Fabrication and strengthening of porous Si3N4 ceramics by replacement of oxide phase with Si3N4 at grain boundary through carbothermal nitridation

• Published in: Journal of materials research Vol. 32; no. 17; pp. 3344 - 3352
• Main Authors: Zhi, Qiang, Xu, Zhaoyun, Pan, Huan, Yang, Jianfeng, Deng, Yuchen, Wang, Bo
• Format: Journal Article
• Language: English
• Published: New York, USA Cambridge University Press 01.09.2017; Springer International Publishing; Springer Nature B.V
• Subjects: Additives; Applied and Technical Physics; Biomaterials; Ceramics; Corrosion resistance; Crystallization; Dielectric loss; Dielectric strength; Etching; Flexural strength; Grain boundaries; Heat; High temperature; Infiltration; Inorganic Chemistry; Invited Article; Invited Articles; Materials Engineering; Materials research; Materials Science; Mechanical properties; Microstructural analysis; Nanocomposites; Nanotechnology; Particle size; Phenolic resins; Porous materials; Porous silicon; Resins; Silicon dioxide; Silicon nitride; Sintering; Sintering (powder metallurgy); Viscosity; X-ray diffraction; Yttrium oxide; China; Ceram; ceramic; strength; grain boundaries
• ISSN: 0884-2914; 2044-5326
• DOI: 10.1557/jmr.2017.252

Porous silicon nitride ceramics are attracting extensive attention due to its high strength and low dielectric loss. However, further strength enhancement at elevated temperatures is hindered by its intergranular phase, forming from sintering additives. This paper describes the fabrication of porous silicon nitride ceramic materials, by using a replacement method of carbothermal nitridation. The initial samples which were obtained from the sintering of mixed powder consisted of 95 wt% Si3N4 and 5 wt% Y2O3. After the removal of the oxide intergranular phase and the infiltration of mixtures of phenolic resins and silica sols, carbothermal nitridation process was carried out at 1550 °C for 2 h under nitrogen.
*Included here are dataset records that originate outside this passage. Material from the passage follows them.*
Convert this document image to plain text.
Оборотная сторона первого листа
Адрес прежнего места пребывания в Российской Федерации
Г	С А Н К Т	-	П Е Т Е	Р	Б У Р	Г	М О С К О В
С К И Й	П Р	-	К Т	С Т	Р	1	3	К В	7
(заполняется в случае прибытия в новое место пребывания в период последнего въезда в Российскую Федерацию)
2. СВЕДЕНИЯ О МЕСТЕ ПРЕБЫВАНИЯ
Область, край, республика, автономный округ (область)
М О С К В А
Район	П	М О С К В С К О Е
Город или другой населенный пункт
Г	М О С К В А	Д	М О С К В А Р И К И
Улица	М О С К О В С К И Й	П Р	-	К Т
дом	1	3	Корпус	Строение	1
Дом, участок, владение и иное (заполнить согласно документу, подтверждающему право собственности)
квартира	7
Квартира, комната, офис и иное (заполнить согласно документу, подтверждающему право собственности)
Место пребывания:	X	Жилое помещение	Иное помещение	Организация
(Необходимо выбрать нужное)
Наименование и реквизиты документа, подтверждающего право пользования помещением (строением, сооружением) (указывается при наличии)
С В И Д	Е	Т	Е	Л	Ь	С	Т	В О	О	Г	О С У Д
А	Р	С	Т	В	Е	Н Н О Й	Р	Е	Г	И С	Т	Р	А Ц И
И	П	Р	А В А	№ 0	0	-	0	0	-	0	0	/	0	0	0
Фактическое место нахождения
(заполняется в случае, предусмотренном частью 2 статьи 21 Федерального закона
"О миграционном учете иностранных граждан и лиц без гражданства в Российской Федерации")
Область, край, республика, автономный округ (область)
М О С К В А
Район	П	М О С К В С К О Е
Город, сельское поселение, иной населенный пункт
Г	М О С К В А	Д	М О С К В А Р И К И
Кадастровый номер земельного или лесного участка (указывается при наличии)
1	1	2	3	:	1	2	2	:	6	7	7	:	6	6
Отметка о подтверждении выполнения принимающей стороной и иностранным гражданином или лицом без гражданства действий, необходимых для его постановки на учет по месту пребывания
X-ray diffraction and microstructural analysis revealed a complete replacement of oxide intergranular phases by the newly formed Si3N4 intergranular phase. The unmodified ceramic exhibited lower flexural strength at 1400 °C, which was only 50% of the room-temperature strength. Although the modified ceramic attained a slightly lower flexural strength at room temperature after the replacement of intergranular phase, its strength measured at 1400 °C could attain 90% of room-temperature strength.